* FD Trevor Strain takes on CEO duties on interim basis
* Chairman Andrew Higginson to spend more time in business
* Ousted CEO Dalton Philips to leave firm on Feb. 16
* Strain not a candidate for CEO job
* Bookmakers’ favourite for CEO job is David Potts (Adds detail, shares)
LONDON, Feb 12 (Reuters) - Britain’s No.4 supermarket group Morrisons said finance director Trevor Strain would take on chief executive duties while a successor is sought to replace Dalton Philips, who was ousted as CEO in January after poor Christmas trading.
The Bradford, northern England-based firm said on Thursday that Philips, having overseen the end of Morrisons’ 2014-15 financial year to Feb. 1, would leave the business on Feb. 16.

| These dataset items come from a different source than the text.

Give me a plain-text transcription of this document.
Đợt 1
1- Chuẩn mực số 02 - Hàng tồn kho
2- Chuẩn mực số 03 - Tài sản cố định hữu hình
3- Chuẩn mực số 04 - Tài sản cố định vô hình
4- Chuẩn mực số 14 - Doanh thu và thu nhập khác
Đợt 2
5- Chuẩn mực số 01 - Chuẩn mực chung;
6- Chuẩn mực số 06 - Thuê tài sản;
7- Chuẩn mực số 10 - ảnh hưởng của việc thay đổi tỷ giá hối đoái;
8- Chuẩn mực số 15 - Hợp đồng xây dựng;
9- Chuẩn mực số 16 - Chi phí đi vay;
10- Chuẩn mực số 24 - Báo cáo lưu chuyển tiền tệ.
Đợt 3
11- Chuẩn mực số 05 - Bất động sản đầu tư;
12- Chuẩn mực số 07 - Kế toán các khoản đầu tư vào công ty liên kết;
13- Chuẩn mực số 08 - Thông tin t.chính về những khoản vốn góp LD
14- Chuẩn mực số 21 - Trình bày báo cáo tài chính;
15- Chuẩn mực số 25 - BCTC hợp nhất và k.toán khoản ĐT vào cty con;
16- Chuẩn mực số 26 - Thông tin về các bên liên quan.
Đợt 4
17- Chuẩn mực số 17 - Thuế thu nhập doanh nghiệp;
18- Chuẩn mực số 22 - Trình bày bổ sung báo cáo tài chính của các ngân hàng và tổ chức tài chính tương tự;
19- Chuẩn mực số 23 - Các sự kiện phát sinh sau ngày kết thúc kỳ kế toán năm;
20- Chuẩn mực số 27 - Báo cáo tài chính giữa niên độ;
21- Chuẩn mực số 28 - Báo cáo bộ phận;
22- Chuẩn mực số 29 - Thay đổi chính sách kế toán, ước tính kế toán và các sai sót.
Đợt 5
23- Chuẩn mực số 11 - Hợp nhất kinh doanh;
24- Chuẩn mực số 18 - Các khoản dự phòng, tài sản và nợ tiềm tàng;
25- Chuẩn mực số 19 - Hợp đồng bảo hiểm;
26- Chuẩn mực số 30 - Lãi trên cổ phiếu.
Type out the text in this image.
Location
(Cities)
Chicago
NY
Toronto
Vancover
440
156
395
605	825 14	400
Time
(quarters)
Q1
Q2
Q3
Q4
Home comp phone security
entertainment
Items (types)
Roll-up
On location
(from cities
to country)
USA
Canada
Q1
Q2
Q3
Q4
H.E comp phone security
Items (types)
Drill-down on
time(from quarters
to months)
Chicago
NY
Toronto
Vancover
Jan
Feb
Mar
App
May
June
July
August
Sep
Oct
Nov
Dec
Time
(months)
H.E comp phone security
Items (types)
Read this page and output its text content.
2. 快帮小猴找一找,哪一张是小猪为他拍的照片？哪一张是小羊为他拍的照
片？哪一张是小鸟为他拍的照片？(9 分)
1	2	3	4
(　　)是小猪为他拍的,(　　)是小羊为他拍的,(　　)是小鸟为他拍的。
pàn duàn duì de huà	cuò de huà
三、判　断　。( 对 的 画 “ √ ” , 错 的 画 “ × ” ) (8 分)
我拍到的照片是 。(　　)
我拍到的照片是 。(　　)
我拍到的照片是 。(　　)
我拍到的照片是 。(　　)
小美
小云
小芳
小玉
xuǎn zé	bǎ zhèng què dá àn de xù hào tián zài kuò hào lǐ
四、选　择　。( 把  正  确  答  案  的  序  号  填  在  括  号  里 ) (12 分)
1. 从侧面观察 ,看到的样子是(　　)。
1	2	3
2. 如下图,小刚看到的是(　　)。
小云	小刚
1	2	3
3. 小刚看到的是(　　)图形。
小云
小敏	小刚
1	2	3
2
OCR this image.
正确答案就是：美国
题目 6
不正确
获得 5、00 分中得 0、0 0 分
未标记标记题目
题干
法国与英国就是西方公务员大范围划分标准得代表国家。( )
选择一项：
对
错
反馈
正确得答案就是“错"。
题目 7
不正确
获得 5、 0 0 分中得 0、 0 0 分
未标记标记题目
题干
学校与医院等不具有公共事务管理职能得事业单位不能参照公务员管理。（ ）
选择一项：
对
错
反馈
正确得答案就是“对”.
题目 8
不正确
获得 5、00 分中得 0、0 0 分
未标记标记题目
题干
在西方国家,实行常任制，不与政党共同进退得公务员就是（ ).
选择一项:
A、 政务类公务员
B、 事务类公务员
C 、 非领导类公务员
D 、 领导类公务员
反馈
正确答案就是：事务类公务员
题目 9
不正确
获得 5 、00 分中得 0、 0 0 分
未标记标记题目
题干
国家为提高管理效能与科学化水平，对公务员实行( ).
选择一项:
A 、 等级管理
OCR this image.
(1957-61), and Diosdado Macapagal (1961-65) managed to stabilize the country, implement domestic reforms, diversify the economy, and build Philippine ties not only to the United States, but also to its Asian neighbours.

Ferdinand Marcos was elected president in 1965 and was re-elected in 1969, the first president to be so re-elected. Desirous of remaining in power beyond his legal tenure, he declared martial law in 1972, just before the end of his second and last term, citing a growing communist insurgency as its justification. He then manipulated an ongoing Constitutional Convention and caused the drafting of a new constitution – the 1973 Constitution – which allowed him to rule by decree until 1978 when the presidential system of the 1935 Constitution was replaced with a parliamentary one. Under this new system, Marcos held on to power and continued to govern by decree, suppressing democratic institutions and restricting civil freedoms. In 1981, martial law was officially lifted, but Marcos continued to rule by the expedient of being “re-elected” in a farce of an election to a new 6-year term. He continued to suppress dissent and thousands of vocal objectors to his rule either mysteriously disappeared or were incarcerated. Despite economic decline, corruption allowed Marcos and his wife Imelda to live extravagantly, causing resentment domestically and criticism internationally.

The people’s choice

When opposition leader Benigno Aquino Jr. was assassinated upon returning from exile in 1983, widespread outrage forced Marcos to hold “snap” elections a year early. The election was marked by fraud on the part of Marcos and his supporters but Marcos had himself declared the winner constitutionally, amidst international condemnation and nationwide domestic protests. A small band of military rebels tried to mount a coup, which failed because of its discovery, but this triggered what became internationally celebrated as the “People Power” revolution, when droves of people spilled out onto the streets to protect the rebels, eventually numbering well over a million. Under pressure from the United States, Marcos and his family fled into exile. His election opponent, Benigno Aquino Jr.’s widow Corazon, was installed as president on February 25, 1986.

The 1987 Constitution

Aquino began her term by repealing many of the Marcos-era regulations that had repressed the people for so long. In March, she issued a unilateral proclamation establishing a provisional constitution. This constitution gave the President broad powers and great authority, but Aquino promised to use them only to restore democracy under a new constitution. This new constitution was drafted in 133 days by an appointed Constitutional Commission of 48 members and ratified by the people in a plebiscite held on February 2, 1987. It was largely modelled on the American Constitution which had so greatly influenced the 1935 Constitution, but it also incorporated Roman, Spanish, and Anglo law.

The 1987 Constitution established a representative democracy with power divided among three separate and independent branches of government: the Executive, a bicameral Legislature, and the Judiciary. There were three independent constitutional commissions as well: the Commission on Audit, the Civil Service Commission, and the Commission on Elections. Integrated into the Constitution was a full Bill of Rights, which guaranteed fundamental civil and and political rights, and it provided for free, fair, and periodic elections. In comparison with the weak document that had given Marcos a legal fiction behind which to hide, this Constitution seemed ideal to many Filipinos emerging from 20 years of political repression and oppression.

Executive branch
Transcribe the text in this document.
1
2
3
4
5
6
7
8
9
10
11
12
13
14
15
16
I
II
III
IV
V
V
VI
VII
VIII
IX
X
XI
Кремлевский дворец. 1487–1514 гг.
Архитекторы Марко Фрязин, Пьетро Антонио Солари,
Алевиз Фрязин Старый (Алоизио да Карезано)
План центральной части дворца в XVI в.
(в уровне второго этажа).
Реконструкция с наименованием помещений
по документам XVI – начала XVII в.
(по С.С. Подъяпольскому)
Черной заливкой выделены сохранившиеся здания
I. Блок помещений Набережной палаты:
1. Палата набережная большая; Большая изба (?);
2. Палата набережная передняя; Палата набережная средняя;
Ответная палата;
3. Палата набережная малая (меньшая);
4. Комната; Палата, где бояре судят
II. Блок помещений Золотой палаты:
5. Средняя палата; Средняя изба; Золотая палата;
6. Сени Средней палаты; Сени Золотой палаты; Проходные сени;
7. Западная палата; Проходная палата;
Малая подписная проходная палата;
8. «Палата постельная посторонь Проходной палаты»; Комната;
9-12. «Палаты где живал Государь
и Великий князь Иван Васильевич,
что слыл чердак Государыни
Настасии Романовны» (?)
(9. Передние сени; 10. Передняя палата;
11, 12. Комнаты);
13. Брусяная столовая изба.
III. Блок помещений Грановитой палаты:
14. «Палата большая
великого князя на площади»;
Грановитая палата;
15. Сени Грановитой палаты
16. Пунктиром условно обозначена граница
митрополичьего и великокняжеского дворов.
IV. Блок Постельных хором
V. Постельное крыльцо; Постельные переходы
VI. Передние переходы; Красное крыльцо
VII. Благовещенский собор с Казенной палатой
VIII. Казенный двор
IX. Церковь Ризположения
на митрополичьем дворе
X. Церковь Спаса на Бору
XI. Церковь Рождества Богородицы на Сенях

The firm had said in January that Philips would stay until March 12, when full-year results are due to be presented.
Morrisons said the search for a new CEO was “progressing well”. In the interim, Strain will chair the management board and assume Philips’ executive responsibilities, while new chairman Andrew Higginson will also spend more time in the business.
Strain is not a candidate for the CEO position on a permanent basis, Higginson said last month.
The bookmakers’ favourite is David Potts, a former Tesco colleague of Higginson.
Potts had a 39-year career with market leader Tesco. Having started off stacking shelves, he rose to head the firm’s UK business and then its Asian operations.
Higginson was an executive director at Tesco for 15 years. Both left Tesco in 2012 after missing out on the CEO job to Philip Clarke.
Morrisons lagged rivals Tesco, Wal-Mart’s Asda and Sainsbury’s under Philips’s five-year watch.
The firm has suffered because the discounters, Aldi and Lidl, are strong in its northern heartlands and it was late to move to into better performing parts of the market, namely convenience stores and online shopping.
However, industry data published on Tuesday showed Morrisons’ best performance since December 2013, with sales down 0.4 percent over the 12 weeks to Feb. 1.